20 maio 2020

Aliado do coronavírus


Um presidente sem caráter e um país sem máscaras
Deco Costa

Olhar o mundo pela janela e não participar dele lá fora significa, na maioria das vezes, punição. Nesse contexto pandêmico em que o mundo atravessa ficar recluso significa responsabilidade. O vírus solto vira nome de rua ou a própria rua. Atravessa tranquilo avenidas antes agitadas e agora vazias, fora da faixa de pedestre. Procura uma companhia. Não vive sozinho, precisa de um hospedeiro para sobreviver enquanto mata. Tem raiva de máscara e queria todo mundo fora de casa.
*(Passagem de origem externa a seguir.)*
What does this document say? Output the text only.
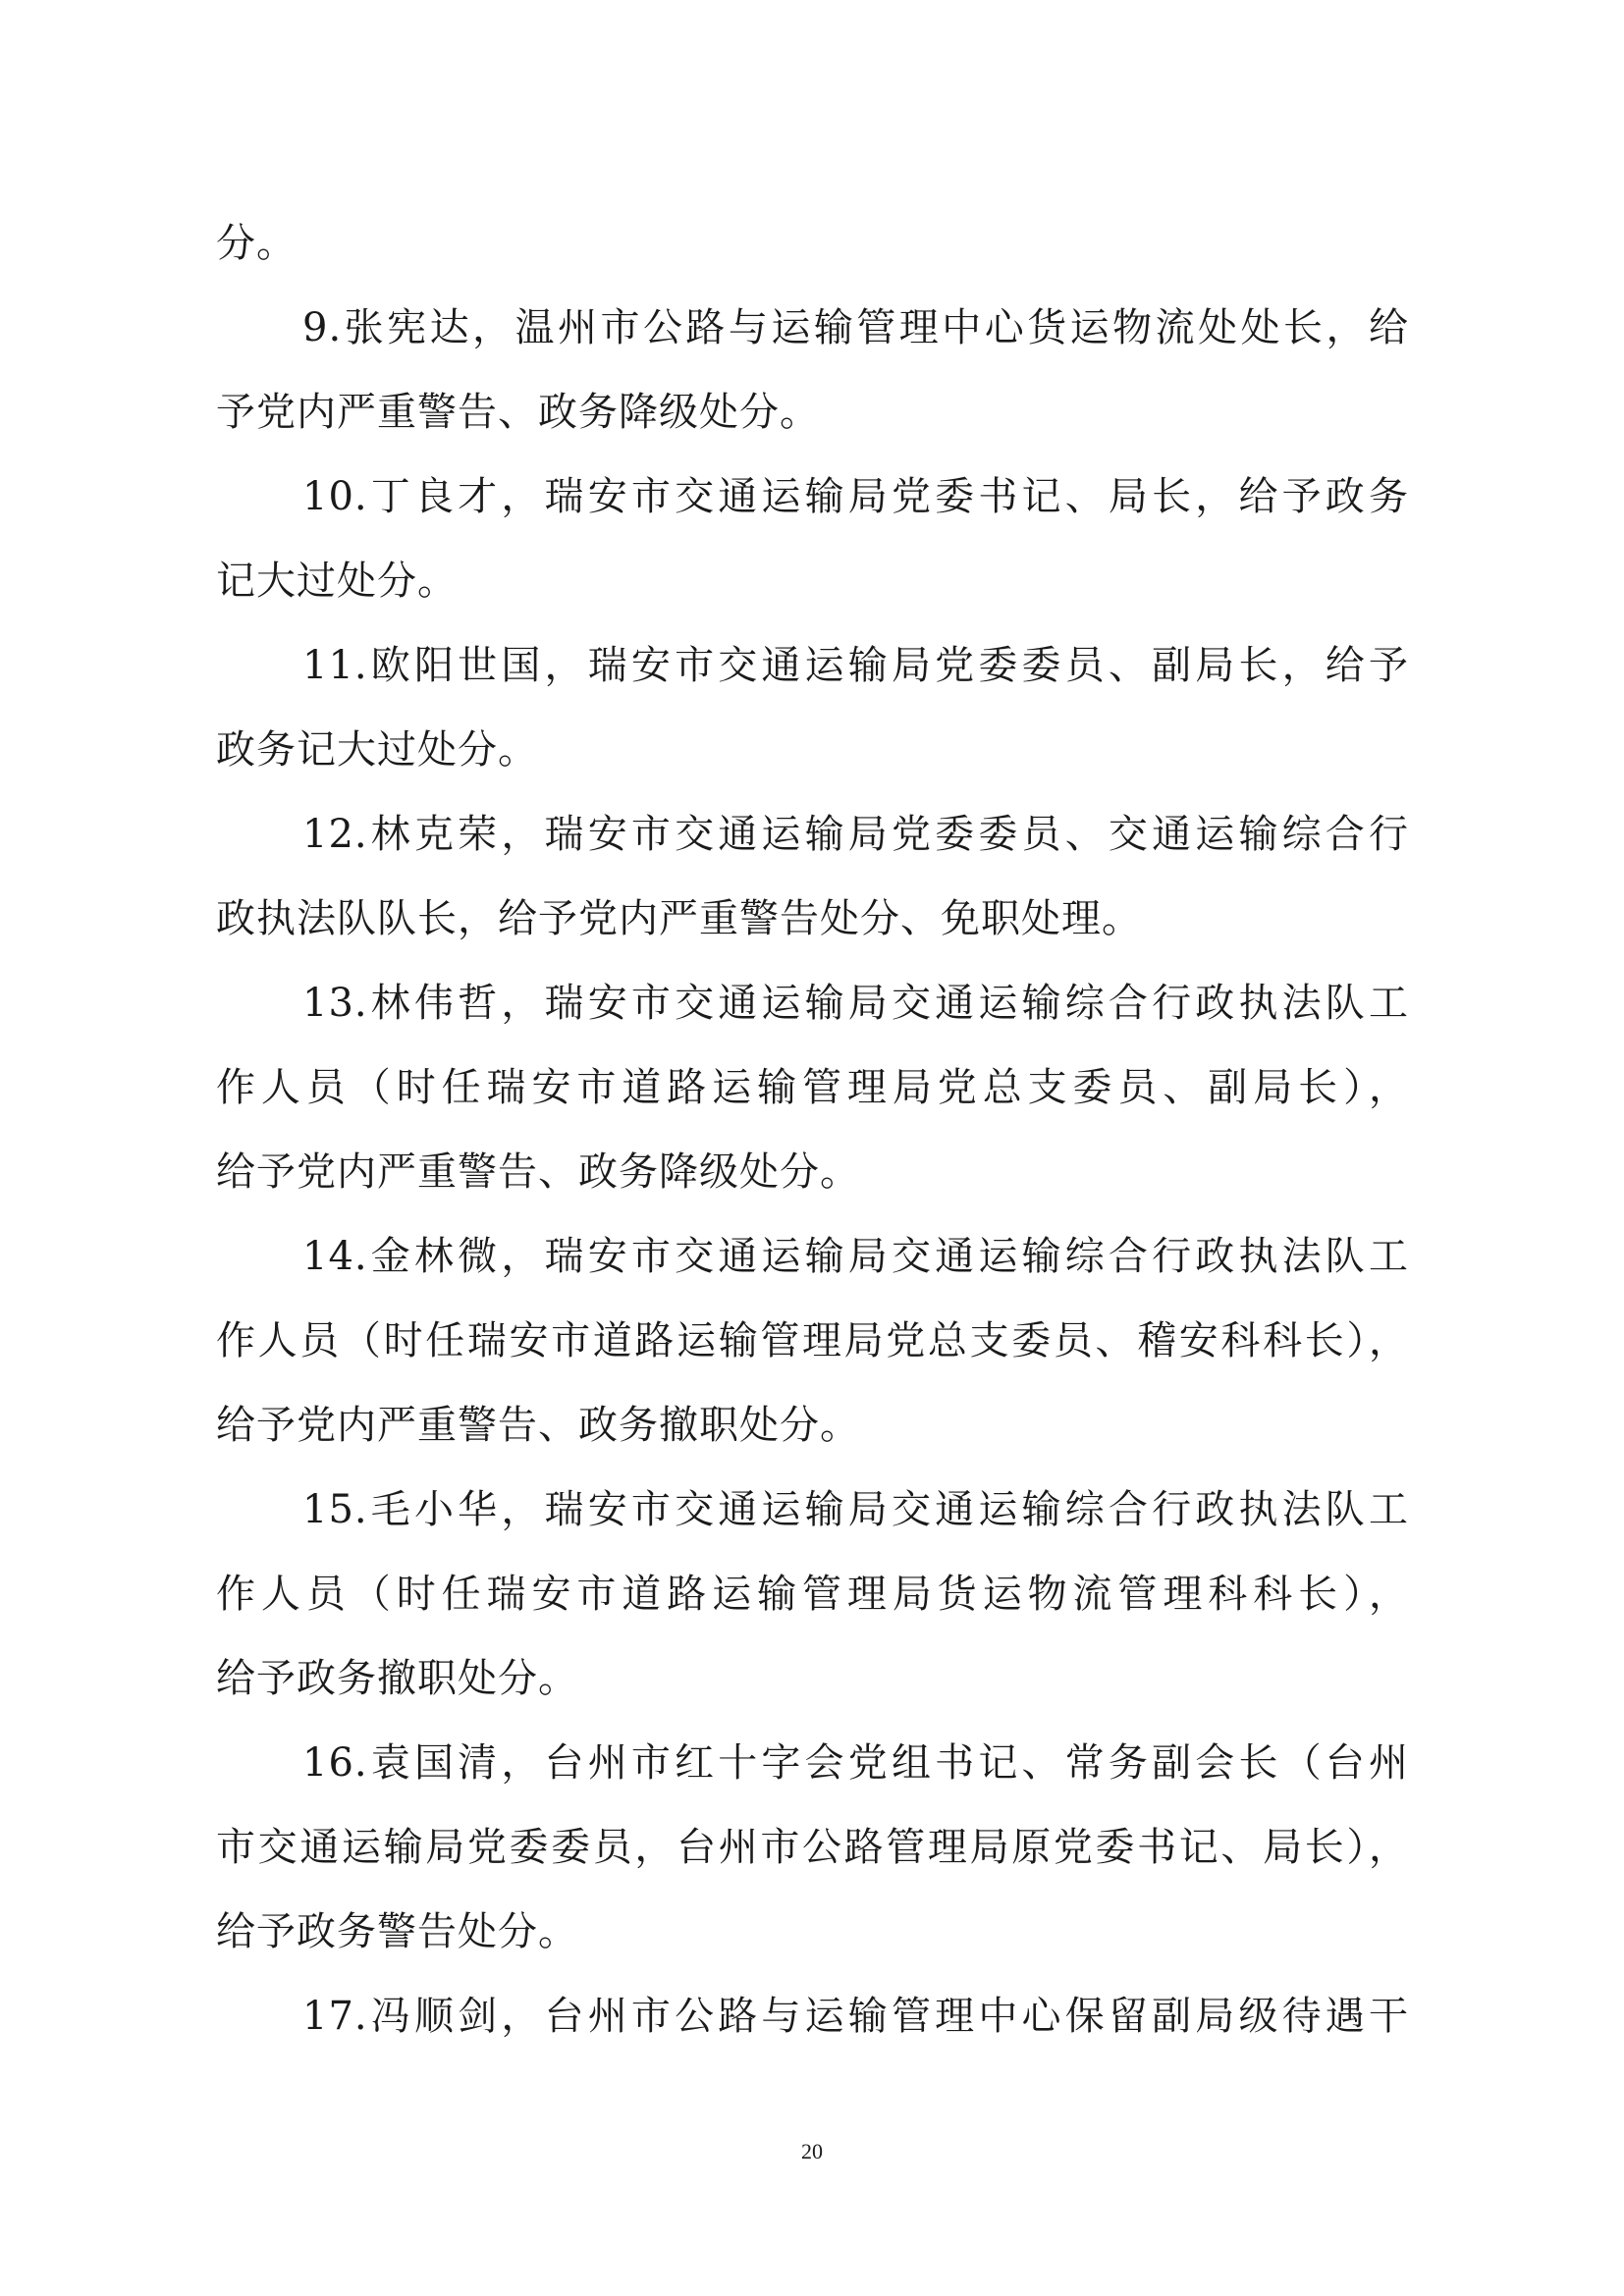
分。
9.张宪达，温州市公路与运输管理中心货运物流处处长，给
予党内严重警告、政务降级处分。
10.丁良才，瑞安市交通运输局党委书记、局长，给予政务
记大过处分。
11.欧阳世国，瑞安市交通运输局党委委员、副局长，给予
政务记大过处分。
12.林克荣，瑞安市交通运输局党委委员、交通运输综合行
政执法队队长，给予党内严重警告处分、免职处理。
13.林伟哲，瑞安市交通运输局交通运输综合行政执法队工
作人员（时任瑞安市道路运输管理局党总支委员、副局长），
给予党内严重警告、政务降级处分。
14.金林微，瑞安市交通运输局交通运输综合行政执法队工
作人员（时任瑞安市道路运输管理局党总支委员、稽安科科长），
给予党内严重警告、政务撤职处分。
15.毛小华，瑞安市交通运输局交通运输综合行政执法队工
作人员（时任瑞安市道路运输管理局货运物流管理科科长），
给予政务撤职处分。
16.袁国清，台州市红十字会党组书记、常务副会长（台州
市交通运输局党委委员，台州市公路管理局原党委书记、局长），
给予政务警告处分。
17.冯顺剑，台州市公路与运输管理中心保留副局级待遇干
20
Se existe um país que o vírus não pode reclamar das relações diplomáticas é o Brasil. Aqui temos um presidente extremamente receptivo. Segue todas as recomendações da boa etiqueta. Como um digno anfitrião, um “homem cordial”, faz os gostos do convidado para deixá-lo à vontade. No entanto, toda essa etiqueta e cordialidade é paga com o esquecimento por quem aqui mora. Principalmente quando o convidado viral é mal educado e malvado.
A cada dia vidas viram tristes estatísticas de números frios e contados em valas comuns. Pessoas, asfixiadas pelo descaso, são privadas da ciência, enquanto a cloroquina vira bula salvadora. Hospitais com leitos esgotados, “lives” a toda instante no instagramno afã de deixar a vida normal e o inominável presidente , entre as saídas de ministros, tenta controlar a polícia federal enquanto o vírus cada vez mais controla todos nós. 
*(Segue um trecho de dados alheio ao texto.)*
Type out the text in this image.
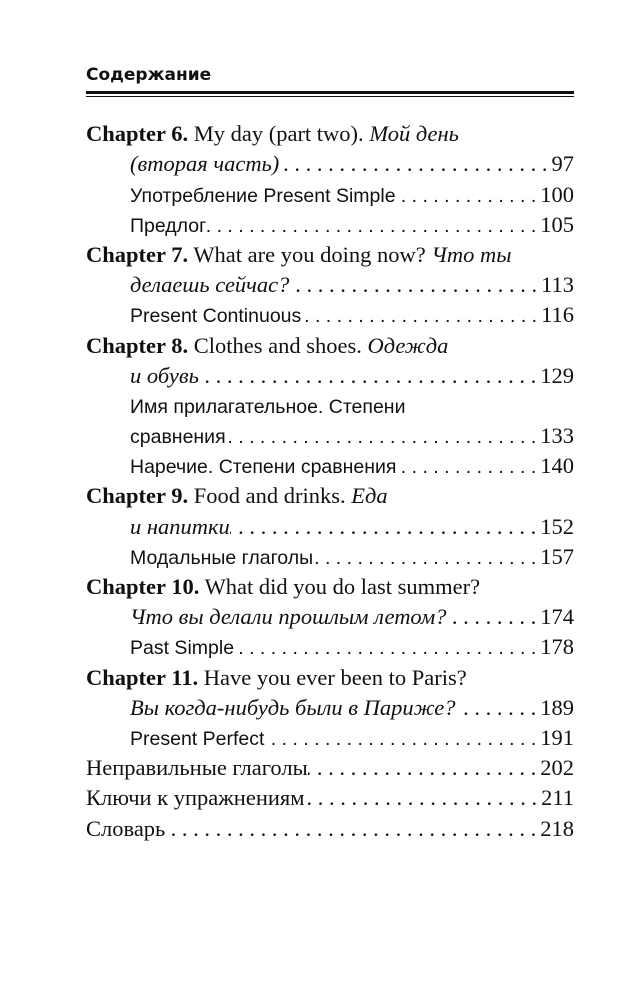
Содержание
Chapter 6. My day (part two). Мой день
(вторая часть) . . .	97
Употребление Present Simple . . .	100
Предлог . . .	105
Chapter 7. What are you doing now? Что ты
делаешь сейчас? . . .	113
Present Continuous . . .	116
Chapter 8. Clothes and shoes. Одежда
и обувь . . .	129
Имя прилагательное. Степени
сравнения . . .	133
Наречие. Степени сравнения . . .	140
Chapter 9. Food and drinks. Еда
и напитки . . .	152
Модальные глаголы . . .	157
Chapter 10. What did you do last summer?
Что вы делали прошлым летом? . . .	174
Past Simple . . .	178
Chapter 11. Have you ever been to Paris?
Вы когда-нибудь были в Париже? . . .	189
Present Perfect . . .	191
Неправильные глаголы . . .	202
Ключи к упражнениям . . .	211
Словарь . . .	218
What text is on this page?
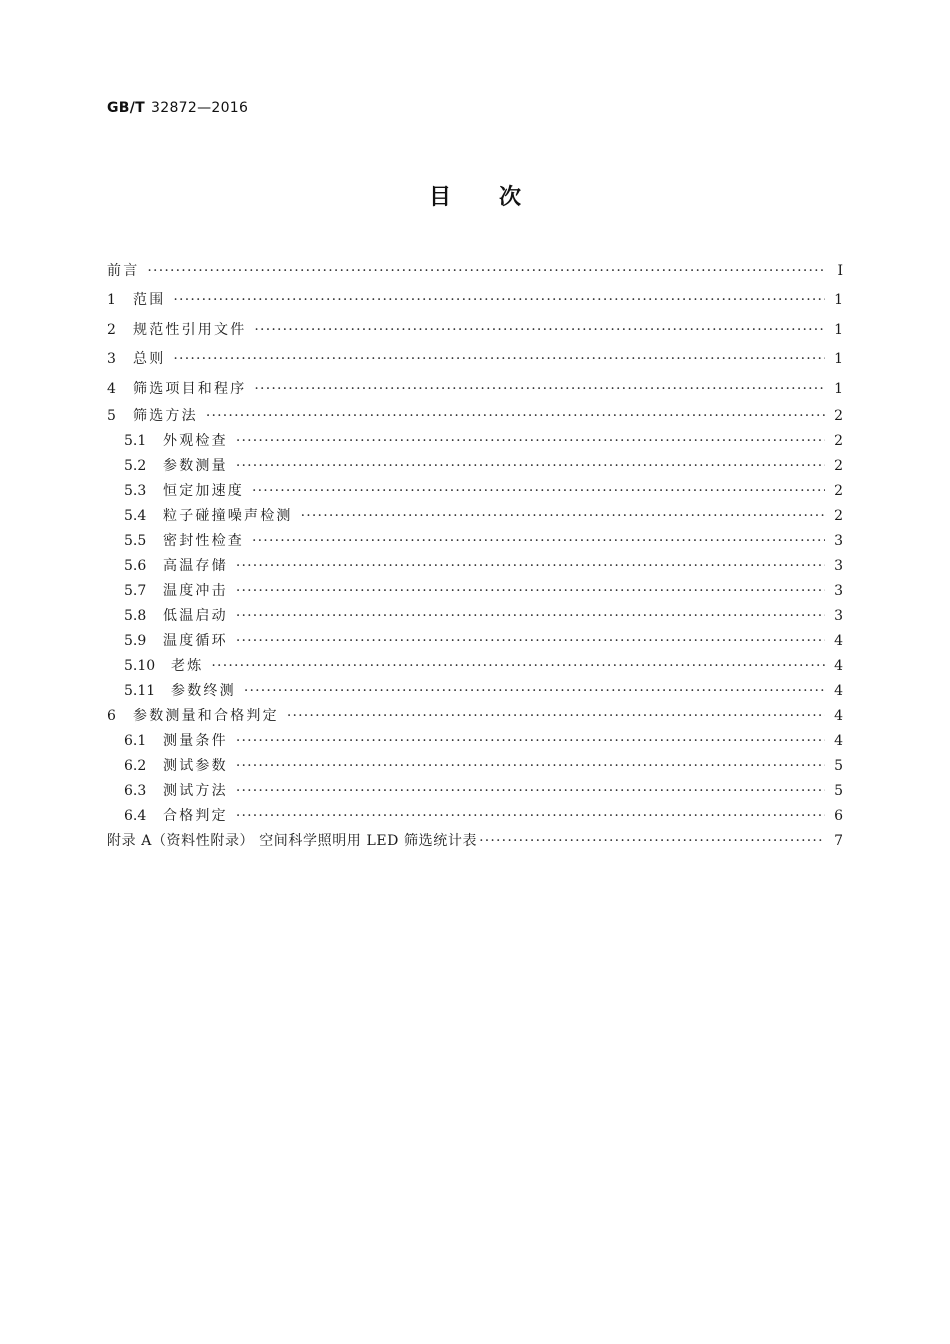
GB/T 32872—2016
目次
前言 ·····	Ⅰ
1	范围 ·····	1
2	规范性引用文件 ·····	1
3	总则 ·····	1
4	筛选项目和程序 ·····	1
5	筛选方法 ·····	2
5.1	外观检查 ·····	2
5.2	参数测量 ·····	2
5.3	恒定加速度 ·····	2
5.4	粒子碰撞噪声检测 ·····	2
5.5	密封性检查 ·····	3
5.6	高温存储 ·····	3
5.7	温度冲击 ·····	3
5.8	低温启动 ·····	3
5.9	温度循环 ·····	4
5.10	老炼 ·····	4
5.11	参数终测 ·····	4
6	参数测量和合格判定 ·····	4
6.1	测量条件 ·····	4
6.2	测试参数 ·····	5
6.3	测试方法 ·····	5
6.4	合格判定 ·····	6
附录 A（资料性附录） 空间科学照明用 LED 筛选统计表 ·····	7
Fundamentalistas fascistóides vestidos de verde e amarelo defendem o fechamento do regime e saúdam o seu Duce dos Trópicos com um sorriso em forma de suástica, pouco importando as vidas perdidas pelo vírus com a sanha pela fama de letal.
Aliás,  empatia pelo próximo virou ideologia política e não mais sentimento de compaixão. Cuidar e zelar pela sua vida e a de outrem é um sinal de foice e martelo. Definitivamente não dá mais. Tolerar os intolerantes é assinar o atestado de óbito de milhares de pessoas. O capitão marcha com o pesado coturno em cima do futuro do Brasil. Estrangula as liberdades e instituições democráticas ao troco de uma manada perdida que ainda pensa como se estivesse nos tempos da Guerra Fria. Faz questão de exilar os seus opositores dentro do próprio país enquanto assume um relacionamento cada vez mais forte com o autoritarismo.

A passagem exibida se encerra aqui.